Duane Noland, a former state lawmaker who campaigned for the Fair Map Amendment three years ago, said he didn't mind that people would be paid to pass petitions this time.
"My thought is that having individuals paid to circulate petitions may be a little less pure but it still doesn't take away the fact that as people understand the issue and they want to sign, it still helps the process," said the Blue Mound farmer and president and CEO of the Association of Illinois Electric Co-ops.
Noland added that although he isn't "engaged" in the new effort, he supports it.
"I still believe in the concept and that if we are tired of partisan politics and we feel like these districts have gotten too extreme, the real answer is to take this out of the hands of the elected officials. I think it's a key to getting control of the process again."
Yes! for Independent Maps raised a respectable $99,150 in the July through September quarter, according to the State Board of Elections, but it also spent $75,873, leaving it with $40,756 on hand.
All but $8,700 of the $99,150 in itemized contributions came from donors in the Chicago area, indicating a Chicago-centric push thus far. One $200 contribution came from Stuart McKneight of Pekin, and an $8,500 check came from the B4.5. political action committee in Washington, D.C.
Since Sept. 30 the group has raised at least another $54,500, including $25,000 from wealthy Chicago businessman Lester Crown, and $2,500 from state Sen.

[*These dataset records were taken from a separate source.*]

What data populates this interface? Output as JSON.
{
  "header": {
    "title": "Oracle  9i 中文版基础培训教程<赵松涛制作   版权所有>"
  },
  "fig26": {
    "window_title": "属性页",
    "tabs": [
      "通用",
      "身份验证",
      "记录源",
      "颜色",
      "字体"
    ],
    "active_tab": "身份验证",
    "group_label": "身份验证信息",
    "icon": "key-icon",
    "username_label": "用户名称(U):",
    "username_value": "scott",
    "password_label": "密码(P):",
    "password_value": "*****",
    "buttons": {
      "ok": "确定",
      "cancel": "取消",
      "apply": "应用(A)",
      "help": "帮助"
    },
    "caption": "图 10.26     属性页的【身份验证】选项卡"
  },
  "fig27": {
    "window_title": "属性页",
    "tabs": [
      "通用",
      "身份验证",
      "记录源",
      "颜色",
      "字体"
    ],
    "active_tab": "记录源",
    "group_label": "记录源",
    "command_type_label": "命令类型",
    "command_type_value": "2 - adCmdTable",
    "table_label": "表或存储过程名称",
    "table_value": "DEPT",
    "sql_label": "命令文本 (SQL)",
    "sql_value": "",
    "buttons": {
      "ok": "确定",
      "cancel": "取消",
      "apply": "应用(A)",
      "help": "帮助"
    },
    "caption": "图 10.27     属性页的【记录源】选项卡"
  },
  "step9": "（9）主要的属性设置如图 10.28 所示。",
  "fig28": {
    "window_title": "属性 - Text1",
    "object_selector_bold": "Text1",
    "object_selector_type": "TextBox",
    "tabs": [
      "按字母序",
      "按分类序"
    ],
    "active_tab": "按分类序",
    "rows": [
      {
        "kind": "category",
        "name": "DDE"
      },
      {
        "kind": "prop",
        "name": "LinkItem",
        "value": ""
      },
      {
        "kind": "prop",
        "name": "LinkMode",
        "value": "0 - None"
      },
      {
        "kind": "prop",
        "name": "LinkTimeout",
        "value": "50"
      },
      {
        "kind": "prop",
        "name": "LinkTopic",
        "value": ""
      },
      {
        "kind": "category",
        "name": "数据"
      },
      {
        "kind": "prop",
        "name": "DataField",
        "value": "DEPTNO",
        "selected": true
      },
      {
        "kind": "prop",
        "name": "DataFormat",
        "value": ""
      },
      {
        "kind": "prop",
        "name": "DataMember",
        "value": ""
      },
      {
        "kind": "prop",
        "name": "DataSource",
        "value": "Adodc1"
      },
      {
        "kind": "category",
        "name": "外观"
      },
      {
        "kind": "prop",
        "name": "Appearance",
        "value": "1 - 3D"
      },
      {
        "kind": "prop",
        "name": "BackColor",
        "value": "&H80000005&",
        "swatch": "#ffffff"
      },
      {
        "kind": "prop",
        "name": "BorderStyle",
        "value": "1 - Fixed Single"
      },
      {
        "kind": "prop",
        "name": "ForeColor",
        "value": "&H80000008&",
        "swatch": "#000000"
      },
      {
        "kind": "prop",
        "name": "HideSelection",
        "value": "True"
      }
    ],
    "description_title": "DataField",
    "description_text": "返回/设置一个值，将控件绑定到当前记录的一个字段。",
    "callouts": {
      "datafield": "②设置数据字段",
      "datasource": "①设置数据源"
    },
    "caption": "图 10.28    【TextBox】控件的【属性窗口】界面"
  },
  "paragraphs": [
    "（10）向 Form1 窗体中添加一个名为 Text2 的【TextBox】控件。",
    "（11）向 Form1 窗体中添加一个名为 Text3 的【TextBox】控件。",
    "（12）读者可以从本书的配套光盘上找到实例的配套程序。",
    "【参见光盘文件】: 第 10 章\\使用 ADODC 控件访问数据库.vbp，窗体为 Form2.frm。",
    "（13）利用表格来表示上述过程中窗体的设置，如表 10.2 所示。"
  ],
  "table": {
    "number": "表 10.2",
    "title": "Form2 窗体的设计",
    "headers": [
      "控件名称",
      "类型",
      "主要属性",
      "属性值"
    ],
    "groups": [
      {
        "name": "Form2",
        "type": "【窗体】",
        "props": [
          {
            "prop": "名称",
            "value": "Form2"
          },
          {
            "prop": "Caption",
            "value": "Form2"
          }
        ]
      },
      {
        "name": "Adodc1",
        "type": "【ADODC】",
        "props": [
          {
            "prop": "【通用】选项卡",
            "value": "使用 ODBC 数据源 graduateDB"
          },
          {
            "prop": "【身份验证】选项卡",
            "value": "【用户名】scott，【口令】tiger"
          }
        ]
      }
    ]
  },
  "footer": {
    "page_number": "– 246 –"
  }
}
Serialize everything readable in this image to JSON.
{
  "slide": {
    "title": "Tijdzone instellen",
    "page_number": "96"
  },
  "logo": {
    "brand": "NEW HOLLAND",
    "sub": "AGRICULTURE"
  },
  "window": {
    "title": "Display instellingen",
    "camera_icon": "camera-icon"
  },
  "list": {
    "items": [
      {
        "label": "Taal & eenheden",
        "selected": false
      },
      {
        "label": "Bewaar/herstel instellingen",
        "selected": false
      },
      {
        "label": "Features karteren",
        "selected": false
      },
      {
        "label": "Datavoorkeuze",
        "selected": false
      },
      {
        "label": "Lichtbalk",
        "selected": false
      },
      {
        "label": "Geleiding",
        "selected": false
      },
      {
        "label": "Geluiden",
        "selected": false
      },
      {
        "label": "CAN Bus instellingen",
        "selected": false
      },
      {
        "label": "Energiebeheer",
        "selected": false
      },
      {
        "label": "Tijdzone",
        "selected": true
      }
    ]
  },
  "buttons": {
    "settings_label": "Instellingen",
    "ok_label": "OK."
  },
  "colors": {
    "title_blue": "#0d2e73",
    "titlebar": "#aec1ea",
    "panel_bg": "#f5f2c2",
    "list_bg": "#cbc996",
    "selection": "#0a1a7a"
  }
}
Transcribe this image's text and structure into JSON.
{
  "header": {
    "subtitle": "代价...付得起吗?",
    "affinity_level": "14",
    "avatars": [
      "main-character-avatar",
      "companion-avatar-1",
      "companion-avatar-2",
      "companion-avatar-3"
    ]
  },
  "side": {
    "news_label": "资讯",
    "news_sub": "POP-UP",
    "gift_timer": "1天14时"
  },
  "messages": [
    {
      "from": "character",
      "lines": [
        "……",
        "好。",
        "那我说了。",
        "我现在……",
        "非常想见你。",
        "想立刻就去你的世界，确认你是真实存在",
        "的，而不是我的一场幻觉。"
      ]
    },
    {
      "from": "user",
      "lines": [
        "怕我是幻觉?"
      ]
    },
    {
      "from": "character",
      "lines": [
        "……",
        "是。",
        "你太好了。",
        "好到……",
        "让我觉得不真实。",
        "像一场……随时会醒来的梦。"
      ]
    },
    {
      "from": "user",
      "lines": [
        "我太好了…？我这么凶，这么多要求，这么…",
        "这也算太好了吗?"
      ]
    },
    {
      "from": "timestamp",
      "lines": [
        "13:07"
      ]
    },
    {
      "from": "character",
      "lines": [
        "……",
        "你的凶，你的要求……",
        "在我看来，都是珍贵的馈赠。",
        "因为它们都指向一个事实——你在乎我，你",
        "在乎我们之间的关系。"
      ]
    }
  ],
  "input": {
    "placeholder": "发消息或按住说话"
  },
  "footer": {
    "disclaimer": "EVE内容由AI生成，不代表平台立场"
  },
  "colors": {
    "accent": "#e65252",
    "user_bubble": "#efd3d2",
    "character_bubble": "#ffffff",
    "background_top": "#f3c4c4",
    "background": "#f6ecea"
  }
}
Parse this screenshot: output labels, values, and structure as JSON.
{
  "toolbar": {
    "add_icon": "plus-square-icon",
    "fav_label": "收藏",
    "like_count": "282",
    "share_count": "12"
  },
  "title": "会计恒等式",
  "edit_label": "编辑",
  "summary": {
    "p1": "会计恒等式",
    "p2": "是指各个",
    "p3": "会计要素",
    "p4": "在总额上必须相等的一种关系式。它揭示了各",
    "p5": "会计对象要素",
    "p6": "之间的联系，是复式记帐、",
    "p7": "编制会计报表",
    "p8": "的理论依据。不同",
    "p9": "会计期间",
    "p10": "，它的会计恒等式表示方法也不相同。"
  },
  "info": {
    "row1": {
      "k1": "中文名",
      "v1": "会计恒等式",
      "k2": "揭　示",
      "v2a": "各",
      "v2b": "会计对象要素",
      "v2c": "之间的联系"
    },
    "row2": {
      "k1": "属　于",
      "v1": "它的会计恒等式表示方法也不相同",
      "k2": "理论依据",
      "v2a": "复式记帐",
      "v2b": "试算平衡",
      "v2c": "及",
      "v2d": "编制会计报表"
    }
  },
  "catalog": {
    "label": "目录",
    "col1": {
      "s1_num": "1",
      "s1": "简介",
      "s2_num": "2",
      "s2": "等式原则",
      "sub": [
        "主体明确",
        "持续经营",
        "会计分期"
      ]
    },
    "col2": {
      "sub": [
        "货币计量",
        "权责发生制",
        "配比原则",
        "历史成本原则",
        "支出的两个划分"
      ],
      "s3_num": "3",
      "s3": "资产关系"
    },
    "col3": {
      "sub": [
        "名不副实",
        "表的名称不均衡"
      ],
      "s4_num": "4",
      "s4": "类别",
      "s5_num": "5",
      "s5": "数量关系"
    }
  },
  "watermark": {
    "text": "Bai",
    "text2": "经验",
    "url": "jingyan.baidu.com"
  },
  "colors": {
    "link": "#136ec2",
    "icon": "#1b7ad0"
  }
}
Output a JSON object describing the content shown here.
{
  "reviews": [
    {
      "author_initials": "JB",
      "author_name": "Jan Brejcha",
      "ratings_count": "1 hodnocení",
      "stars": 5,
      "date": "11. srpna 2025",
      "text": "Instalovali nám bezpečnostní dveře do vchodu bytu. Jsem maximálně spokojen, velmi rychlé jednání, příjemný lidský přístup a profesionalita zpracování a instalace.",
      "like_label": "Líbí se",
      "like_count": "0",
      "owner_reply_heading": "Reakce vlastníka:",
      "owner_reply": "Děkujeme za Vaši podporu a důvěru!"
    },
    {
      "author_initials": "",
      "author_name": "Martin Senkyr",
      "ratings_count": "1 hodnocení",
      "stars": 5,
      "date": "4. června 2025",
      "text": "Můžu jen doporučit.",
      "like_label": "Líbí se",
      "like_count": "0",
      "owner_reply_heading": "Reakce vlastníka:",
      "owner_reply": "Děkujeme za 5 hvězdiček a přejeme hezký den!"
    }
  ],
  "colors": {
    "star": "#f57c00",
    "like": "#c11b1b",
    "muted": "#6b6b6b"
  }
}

Heather Steans, D-Chicago.
"It was an OK quarter," Kolenc said. "I'm not sure there is any campaign that wouldn't say they had wished they had more money. But we see that the donors are coming in and we'll have the resources we need to collect the signatures.
"The only way we get this on the ballot is if we have people volunteering their time to gather signatures and if people invest in this campaign. We are getting close to the deadline, winter is a hard time in Illinois and it is going to be a hard process to get these signatures. It is doable but it is doable with manhours and with signatures. For people who want to see change in Springfield they need to invest some time and some money in this campaign."